Today TaxMama hears from Sally in Pennsylvania who has this question. “My daughter and her husband live in my home in western NY. They pay the mortgage, taxes and insurance. Is there any legal way for them to claim a deduction for the interest and taxes?”
In order for someone to be entitled to take deductions for a home mortgage and the taxes, they have to meet two tests:
1) They have to own the home – or at least part of it.
2) They must be liable for the mortgage.
And of course, they actually have to make the payments.
To meet the first test, you can add them to title by gifting or selling all or part of the home to them. One thing that I’ve seen done is to sell or gift the home while retaining a life interest in it.
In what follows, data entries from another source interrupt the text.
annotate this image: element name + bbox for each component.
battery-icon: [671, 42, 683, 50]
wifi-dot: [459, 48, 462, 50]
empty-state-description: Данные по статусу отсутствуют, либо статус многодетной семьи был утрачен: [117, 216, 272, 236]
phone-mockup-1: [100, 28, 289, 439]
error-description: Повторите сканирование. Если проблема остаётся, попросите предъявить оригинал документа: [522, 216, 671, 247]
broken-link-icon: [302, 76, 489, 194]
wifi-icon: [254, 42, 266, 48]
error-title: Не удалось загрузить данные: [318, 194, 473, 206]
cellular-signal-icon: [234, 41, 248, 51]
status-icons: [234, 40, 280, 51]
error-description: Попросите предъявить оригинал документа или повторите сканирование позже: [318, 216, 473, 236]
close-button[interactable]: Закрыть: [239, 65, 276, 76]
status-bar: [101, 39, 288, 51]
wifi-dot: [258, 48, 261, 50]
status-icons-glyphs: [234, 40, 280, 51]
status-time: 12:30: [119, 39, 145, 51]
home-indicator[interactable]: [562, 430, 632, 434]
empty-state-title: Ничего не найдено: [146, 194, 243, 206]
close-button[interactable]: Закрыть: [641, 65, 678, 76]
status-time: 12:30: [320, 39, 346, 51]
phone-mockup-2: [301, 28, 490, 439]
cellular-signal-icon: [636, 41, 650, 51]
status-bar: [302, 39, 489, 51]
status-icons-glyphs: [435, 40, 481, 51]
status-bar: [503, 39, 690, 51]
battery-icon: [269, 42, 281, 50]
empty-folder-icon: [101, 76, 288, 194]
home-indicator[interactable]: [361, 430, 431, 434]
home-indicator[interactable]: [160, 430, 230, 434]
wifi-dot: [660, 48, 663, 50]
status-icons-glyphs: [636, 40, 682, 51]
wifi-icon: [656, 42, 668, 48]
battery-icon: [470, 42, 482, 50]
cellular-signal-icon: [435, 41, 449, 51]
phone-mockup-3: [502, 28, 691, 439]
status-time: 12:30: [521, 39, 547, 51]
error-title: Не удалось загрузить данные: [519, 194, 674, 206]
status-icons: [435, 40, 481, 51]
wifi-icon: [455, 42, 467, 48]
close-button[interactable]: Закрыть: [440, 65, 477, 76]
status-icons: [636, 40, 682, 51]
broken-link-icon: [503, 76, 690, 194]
That means you get to own the house until you die. No gift taxes become due because the gift isn’t complete. It’s got strings attached.
You can arrange to make them liable for the mortgage by either adding their names to the loan, or by preparing an all-inclusive trust deed between you and your daughter (and husband), with instructions
for the payments to be made to a third party – your lender.
Of course, in the second case, you’d have to pick up the mortgage interest income, and then deduct the mortgage expense. That may or may not generate a tax for you, depending on your other sources of income and the amount of the mortgage.
They would then be able to deduct the mortgage expense.
Before you do anything along these lines, please meet with a tax attorney to work out the best way to arrange anything without your losing control of your home.